- Nido Biosciences, a startup focused on developing drugs for brain diseases, emerged from stealth Monday having raised $109 million in funding to date.
- The company already has one drug candidate for spinal and bulbar muscular atrophy, or SBMA, in early-stage clinical testing. Also known as Kennedy’s disease, the condition is rare, genetic and characterized by muscle weakness and atrophy.
- Started in 2018 through 5AM Ventures’ incubator, Nido is backed by investors that include Eli Lilly, Bioluminescence Ventures and Bessemer Venture Partners. It has been operating in stealth, completing seed and Series A financing, and starting a Series B round.
When markets are tight, as they have been for biotech over the past year, investors look for safer bets.

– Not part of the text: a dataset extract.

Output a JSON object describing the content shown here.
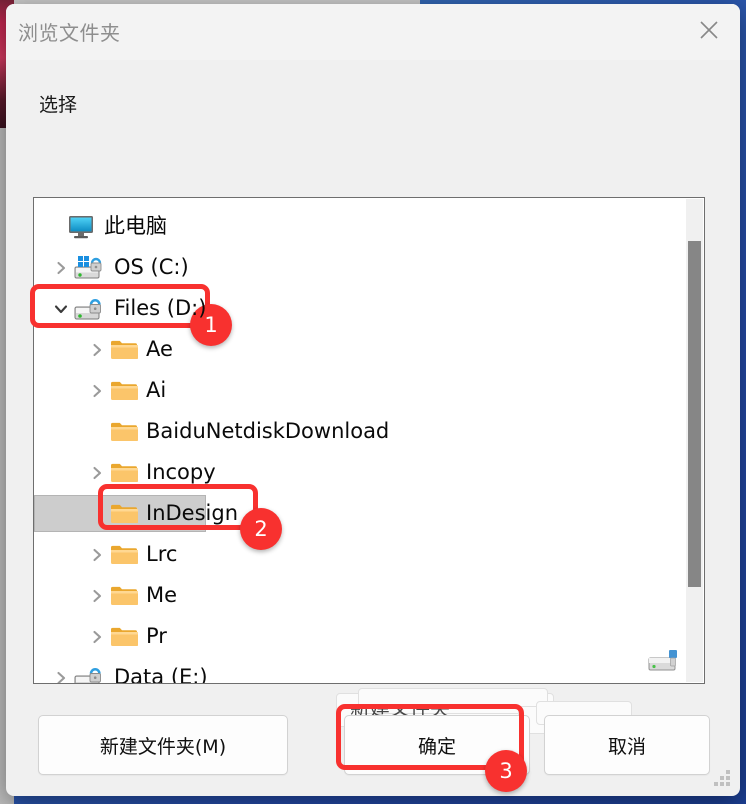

Private biotechnology companies with more advanced drug programs, rather than early and unproven platforms, may have an edge. Industry veterans interviewed by BioPharma Dive have suggested that startups with drugs approaching or in clinical testing are more likely to successfully raise funding in the current climate.
Nido, with a drug in early testing and a syndicate of investors that have now supported multiple financing rounds, appears to fit that profile.
The research behind Nido’s lead program comes from J. Paul Taylor, a Howard Hughes Medical Institute investigator and St. Jude Children's Research Hospital researcher who co-founded the company.
Nido’s drug, dubbed NIDO-361, takes what CEO Jeremy Springhorn calls a “corrector” approach to the genetic dysfunction behind SBMA, also known as Kennedy’s disease. Patients with SBMA have a mutation in a gene that contains blueprints for making a protein that binds to androgen, a hormone involved in male sexual development. The mutated protein affects motor neurons in the spinal cord that control muscles, eventually leading to the cells’ death.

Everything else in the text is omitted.